Don't let those turkey drippings from your Thanksgiving roast go to waste! This delicious turkey gravy recipe is quick and easy to make.
Ingredients
½cup(120ml)reserved fat, from pan drippings or unsalted butter
½cup(72g)all-purpose flour
4cups(960ml)roasting juices, from pan drippings
4cups(960ml)turkey stock, or chicken stock, as needed
(6g)kosher salt, as needed for seasoning
black pepper, as needed for seasoning
Instructions
Collect the Drippings - After cooking the roast turkey, scrape the browned bits (fond) stuck to the bottom of the pan, using the juices to help dissolve the drippings.
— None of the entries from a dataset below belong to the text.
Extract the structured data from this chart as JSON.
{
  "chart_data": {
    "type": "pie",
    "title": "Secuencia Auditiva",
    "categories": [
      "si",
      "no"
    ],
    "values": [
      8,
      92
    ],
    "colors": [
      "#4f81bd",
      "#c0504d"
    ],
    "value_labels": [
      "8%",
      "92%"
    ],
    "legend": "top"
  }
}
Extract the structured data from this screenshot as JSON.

A small amount of water and heating the pan over low heat can help loosen the fond.
Separate the Fat - Pour the juices, fond, and fat drippings into a measuring cup or fat separator. Allow it to sit and separate until the fat rises to the surface, about 10 minutes. Refrigerate or freeze to speed up the process. Reserve the fat and pour the juices into a measuring cup. Add store-bought turkey or chicken stock to reach a total of 4 cups.
Make a Roux - In a large saute pan, add ½ cup of reserved fat and ½ cup of flour. If you don’t have enough fat, use butter. Heat the pan over medium heat, whisk, and cook for 1 minute.
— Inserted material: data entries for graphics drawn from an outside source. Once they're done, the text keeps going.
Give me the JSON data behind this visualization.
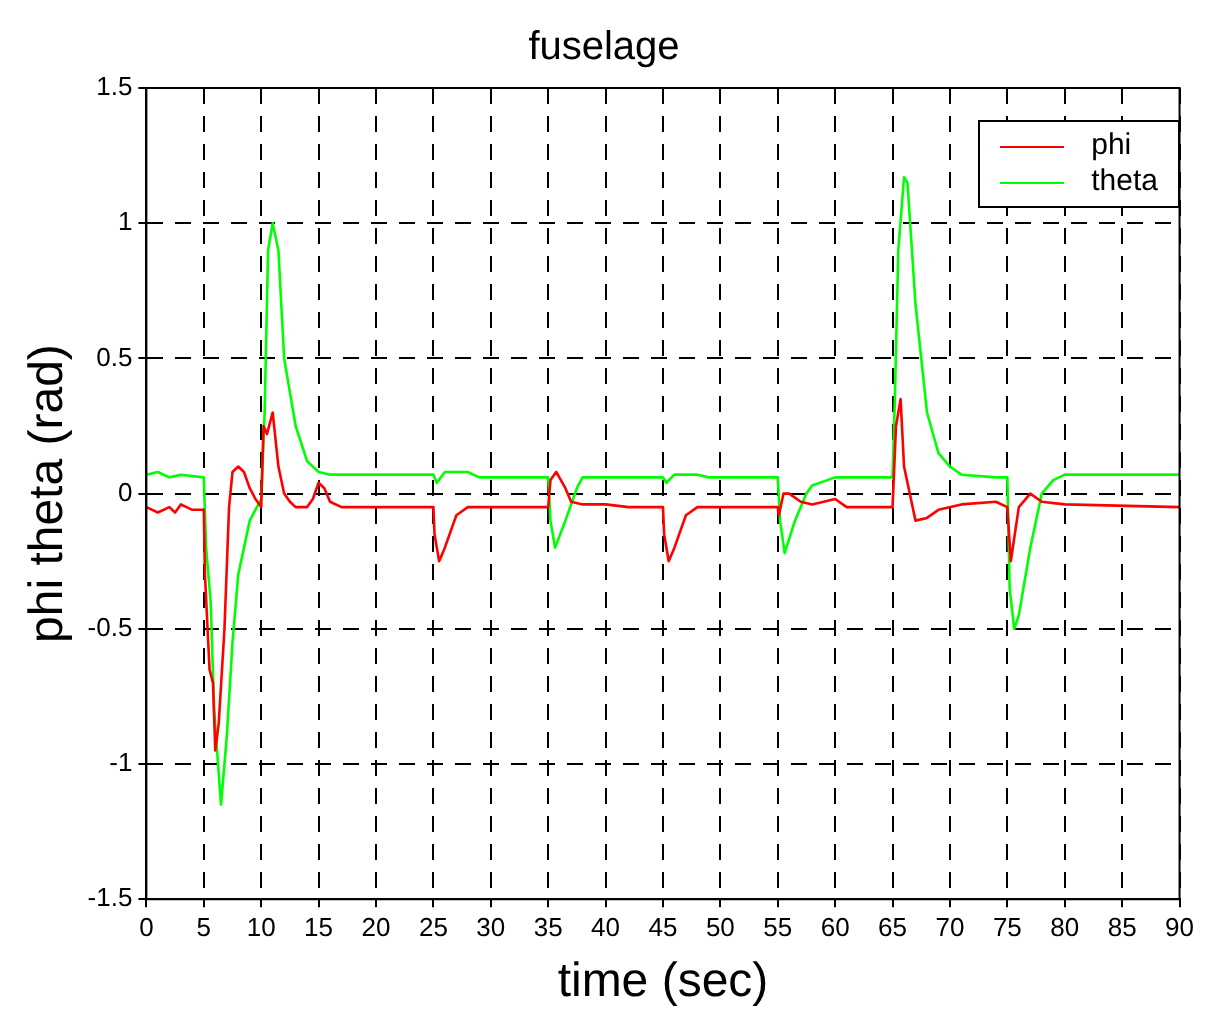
{
  "chart_data": {
    "type": "line",
    "title": "fuselage",
    "xlabel": "time (sec)",
    "ylabel": "phi theta (rad)",
    "xlim": [
      0,
      90
    ],
    "xticks": [
      0,
      5,
      10,
      15,
      20,
      25,
      30,
      35,
      40,
      45,
      50,
      55,
      60,
      65,
      70,
      75,
      80,
      85,
      90
    ],
    "ylim": [
      -1.5,
      1.5
    ],
    "yticks": [
      -1.5,
      -1,
      -0.5,
      0,
      0.5,
      1,
      1.5
    ],
    "grid": true,
    "legend": "top right",
    "line_style": "solid",
    "marker": "none",
    "series": [
      {
        "name": "phi",
        "color": "#ff0000",
        "x": [
          0,
          1,
          2,
          2.5,
          3,
          4,
          5,
          5.1,
          5.5,
          5.8,
          6,
          6.3,
          6.8,
          7.2,
          7.5,
          8,
          8.5,
          9,
          9.5,
          10,
          10.2,
          10.5,
          11,
          11.5,
          12,
          12.5,
          13,
          14,
          14.5,
          15,
          15.5,
          16,
          17,
          25,
          25.1,
          25.5,
          26,
          27,
          28,
          35,
          35.2,
          35.7,
          36.5,
          37,
          38,
          40,
          42,
          45,
          45.1,
          45.5,
          46,
          47,
          48,
          55,
          55.1,
          55.5,
          56,
          57,
          58,
          60,
          61,
          65,
          65.3,
          65.7,
          66,
          67,
          68,
          69,
          71,
          74,
          75,
          75.3,
          76,
          77,
          78,
          80,
          90
        ],
        "values": [
          -0.05,
          -0.07,
          -0.05,
          -0.07,
          -0.04,
          -0.06,
          -0.06,
          -0.3,
          -0.65,
          -0.7,
          -0.95,
          -0.85,
          -0.5,
          -0.05,
          0.08,
          0.1,
          0.08,
          0.02,
          -0.02,
          -0.05,
          0.25,
          0.22,
          0.3,
          0.1,
          0,
          -0.03,
          -0.05,
          -0.05,
          -0.02,
          0.04,
          0.02,
          -0.03,
          -0.05,
          -0.05,
          -0.15,
          -0.25,
          -0.2,
          -0.08,
          -0.05,
          -0.05,
          0.05,
          0.08,
          0.02,
          -0.03,
          -0.04,
          -0.04,
          -0.05,
          -0.05,
          -0.15,
          -0.25,
          -0.2,
          -0.08,
          -0.05,
          -0.05,
          -0.08,
          0,
          0,
          -0.03,
          -0.04,
          -0.02,
          -0.05,
          -0.05,
          0.25,
          0.35,
          0.1,
          -0.1,
          -0.09,
          -0.06,
          -0.04,
          -0.03,
          -0.05,
          -0.25,
          -0.05,
          0,
          -0.03,
          -0.04,
          -0.05
        ]
      },
      {
        "name": "theta",
        "color": "#00ff00",
        "x": [
          0,
          1,
          2,
          3,
          5,
          5.2,
          5.6,
          5.9,
          6.5,
          7,
          7.5,
          8,
          9,
          10,
          10.3,
          10.6,
          11,
          11.5,
          12,
          13,
          14,
          15,
          16,
          17,
          25,
          25.3,
          26,
          28,
          29,
          35,
          35.2,
          35.6,
          36.5,
          37.5,
          38,
          45,
          45.3,
          46,
          48,
          49,
          55,
          55.2,
          55.6,
          56.5,
          57.5,
          58,
          60,
          65,
          65.2,
          65.5,
          66,
          66.3,
          67,
          68,
          69,
          70,
          71,
          74,
          75,
          75.2,
          75.6,
          76,
          77,
          78,
          79,
          80,
          90
        ],
        "values": [
          0.07,
          0.08,
          0.06,
          0.07,
          0.06,
          -0.2,
          -0.4,
          -0.8,
          -1.15,
          -0.9,
          -0.55,
          -0.3,
          -0.1,
          -0.02,
          0.3,
          0.9,
          1,
          0.9,
          0.5,
          0.25,
          0.12,
          0.08,
          0.07,
          0.07,
          0.07,
          0.04,
          0.08,
          0.08,
          0.06,
          0.06,
          -0.1,
          -0.2,
          -0.1,
          0.02,
          0.06,
          0.06,
          0.04,
          0.07,
          0.07,
          0.06,
          0.06,
          -0.1,
          -0.22,
          -0.1,
          0,
          0.03,
          0.06,
          0.06,
          0.35,
          0.9,
          1.17,
          1.15,
          0.7,
          0.3,
          0.15,
          0.1,
          0.07,
          0.06,
          0.06,
          -0.35,
          -0.5,
          -0.45,
          -0.2,
          0,
          0.05,
          0.07,
          0.07
        ]
      }
    ]
  }
}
Add the Juices- Turn the heat to medium-high. Gradually whisk the juices into the pan, cooking for about 3 to 5 minutes or longer for a thicker consistency. For a thinner sauce, add more juice or stock. Season gravy with salt and pepper to taste.
To Serve - For a smoother consistency, strain the sauce if desired. Serve hot and rewarm if needed.
Notes
Recipe Yield: 4 cups
Serving Size: 1/4 cup
No Pan Drippings: Use 1/2 cup unsalted butter and 4 cups turkey/chicken stock or broth.
Substituting Cornstarch or Arrowroot Powder: If using cornstarch or arrowroot powder to substitute flour, heat the juices, stock, or broth first until boiling, and then whisk in the starch slurry. The drippings and butter are not needed unless a small amount is added for flavor.
Cornstarch: Combine 1/4 cup cornstarch and 1/2 cup water to make a slurry. Whisk into the hot liquid until thickened, about 1 minute.
Arrowroot Powder: Combine 1/3 cup arrowroot powder with 2/3 cup water. Whisk into the hot liquid until thickened, about 1 minute.
For Extra Flavor: Chopped herbs like thyme, rosemary, and sage can be added at the end of cooking.
Storing: Cool and store in an airtight container for up to 4 days.
Freezing: Store in a resealable bag or airtight content for up to 4 months. Defrost and reheat.